Nel libro è una donna giovane, bella e intelligente, capace quando serve di rimbrottare e di spellare vivo Terenzio, il suo uomo, e di metterlo in ginocchio davanti a lei; ma anche capace di amarlo al punto di sacrificare per lui le due cose più preziose che ha: la sua dignità e la sua vita. E questo dopo avergli dato la gioia di sentirsi padre, anche se in fieri.
Mentre la storia di Marò mi usciva fuori dall'anima e si materializzava su alcuni fogli di carta, sentivo crescermi dentro il magone, perché capivo che la fine che avevo deciso di farle fare era ingiusta. Marò doveva morire per via dell'economia del romanzo: Terenzio non poteva che rimanere solo, e non magari sposato con un paio di figli, perché sarebbe diventata un'altra storia, assai diversa da quella che oramai avevo tracciato.
L'economia letteraria ha i suoi diritti, OK! Ma il cuore?
Ricordo che era un sabato sera, faceva un freddo schifoso ed io ero arrivato alla fuga finale di Marò, Terenzio e Nunzio Sciuto, soli contro il mondo.
Quando ho incominciato a scrivere della Giulietta in fuga sulle pendici dell'Etna braccata dai mafiosi mi sono fermato: ho posato la penna, ho appoggiato la schiena allo schienale della poltrona e mi sono sentito dire a voce alta "SALVALA!".
Sono rimasto un attimo col fiato sospeso. "Sì -ho continuato a dirmi- salvala, perdio! Devi salvarla, non farla morire lì, sola come una cagna col suo minuscolo bambino in grembo. Magari più tardi -sempre per via della stramaledetta economia letteraria- non so, falla affogare in mare, falla morire di parto in una casupola sperduta del "continente". Insomma che non muoia adesso, in questa maledetta serata gelida".

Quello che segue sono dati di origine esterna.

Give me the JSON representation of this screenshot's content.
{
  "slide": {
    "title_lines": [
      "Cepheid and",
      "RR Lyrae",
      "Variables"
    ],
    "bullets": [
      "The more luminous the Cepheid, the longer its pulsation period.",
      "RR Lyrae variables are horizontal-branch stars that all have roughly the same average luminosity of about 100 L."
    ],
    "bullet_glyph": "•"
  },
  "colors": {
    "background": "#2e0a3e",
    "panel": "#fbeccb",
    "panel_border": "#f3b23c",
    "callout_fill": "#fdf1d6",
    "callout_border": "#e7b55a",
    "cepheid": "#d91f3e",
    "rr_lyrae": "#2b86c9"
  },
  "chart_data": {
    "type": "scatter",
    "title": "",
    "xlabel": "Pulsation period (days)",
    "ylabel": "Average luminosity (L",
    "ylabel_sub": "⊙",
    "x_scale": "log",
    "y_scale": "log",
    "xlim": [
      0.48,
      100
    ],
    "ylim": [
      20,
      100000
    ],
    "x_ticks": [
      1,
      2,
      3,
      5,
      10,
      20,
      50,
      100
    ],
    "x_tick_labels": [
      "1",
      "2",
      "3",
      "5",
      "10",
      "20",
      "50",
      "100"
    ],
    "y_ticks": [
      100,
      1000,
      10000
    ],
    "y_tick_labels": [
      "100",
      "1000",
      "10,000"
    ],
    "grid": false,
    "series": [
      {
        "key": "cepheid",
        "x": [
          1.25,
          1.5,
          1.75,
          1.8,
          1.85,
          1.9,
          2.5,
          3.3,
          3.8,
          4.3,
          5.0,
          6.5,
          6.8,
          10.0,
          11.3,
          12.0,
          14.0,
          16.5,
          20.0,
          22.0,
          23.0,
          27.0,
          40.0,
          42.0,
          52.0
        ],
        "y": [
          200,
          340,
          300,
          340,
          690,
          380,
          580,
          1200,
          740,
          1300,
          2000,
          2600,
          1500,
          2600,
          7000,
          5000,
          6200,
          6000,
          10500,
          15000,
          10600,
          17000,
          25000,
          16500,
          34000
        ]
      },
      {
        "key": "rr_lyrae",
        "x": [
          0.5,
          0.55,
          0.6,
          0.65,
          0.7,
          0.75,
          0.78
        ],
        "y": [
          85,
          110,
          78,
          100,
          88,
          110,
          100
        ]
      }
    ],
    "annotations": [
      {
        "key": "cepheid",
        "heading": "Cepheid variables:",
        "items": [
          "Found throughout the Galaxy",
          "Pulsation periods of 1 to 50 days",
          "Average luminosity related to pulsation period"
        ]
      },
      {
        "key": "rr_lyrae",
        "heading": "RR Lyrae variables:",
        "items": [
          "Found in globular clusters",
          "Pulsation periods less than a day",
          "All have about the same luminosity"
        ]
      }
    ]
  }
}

Allora ho tirato indietro il filo e rifatto il gomitolo; di nuovo l'ho lanciato sperando che mi portasse lontano dalla notte dell'Etna. Invece sempre lì mi riportava. Ho pensato di andarmene a letto e di dormirci sopra, ma non potevo abbandonarla lì, in mezzo alla strada. Mi sono dopo un estenuante esitare convinto che la fine più bella perché proseguisse il romanzo era la morte di Marò sulle falde del vulcano, col ventre squarciato da uno spuntone di roccia.
Quando ho concluso il capitolo, vi giuro gente, avevo gli occhi pieni di lacrime.
Ancora oggi, quando lo rileggo, mi emoziono.
La sera della presentazione della casa editrice Baku a Milano, il 26 gennaio di quest'anno, un bravo attore ha incominciato a leggere proprio un brano di Marò. Ho tanto sperato che si fermasse in tempo e non andasse alla fine. Qualcuno si sarebbe potuto stupire nel vedere l'autore con le lacrime agli occhi, e avrebbe potuto fraintendere e dedurne che Marò fosse stato il mio grande amore andato in qualche modo perduto.
Ma in un certo senso è così, come ho già detto prima: anche se frutto della mia fantasia questa donna ideale continua a vivere e a morire dentro di me.
Il mio desiderio più grande è che coloro i quali hanno letto il mio libro abbiano provato un po' di questa emozione, e altrettanto accada a quelli che lo leggeranno.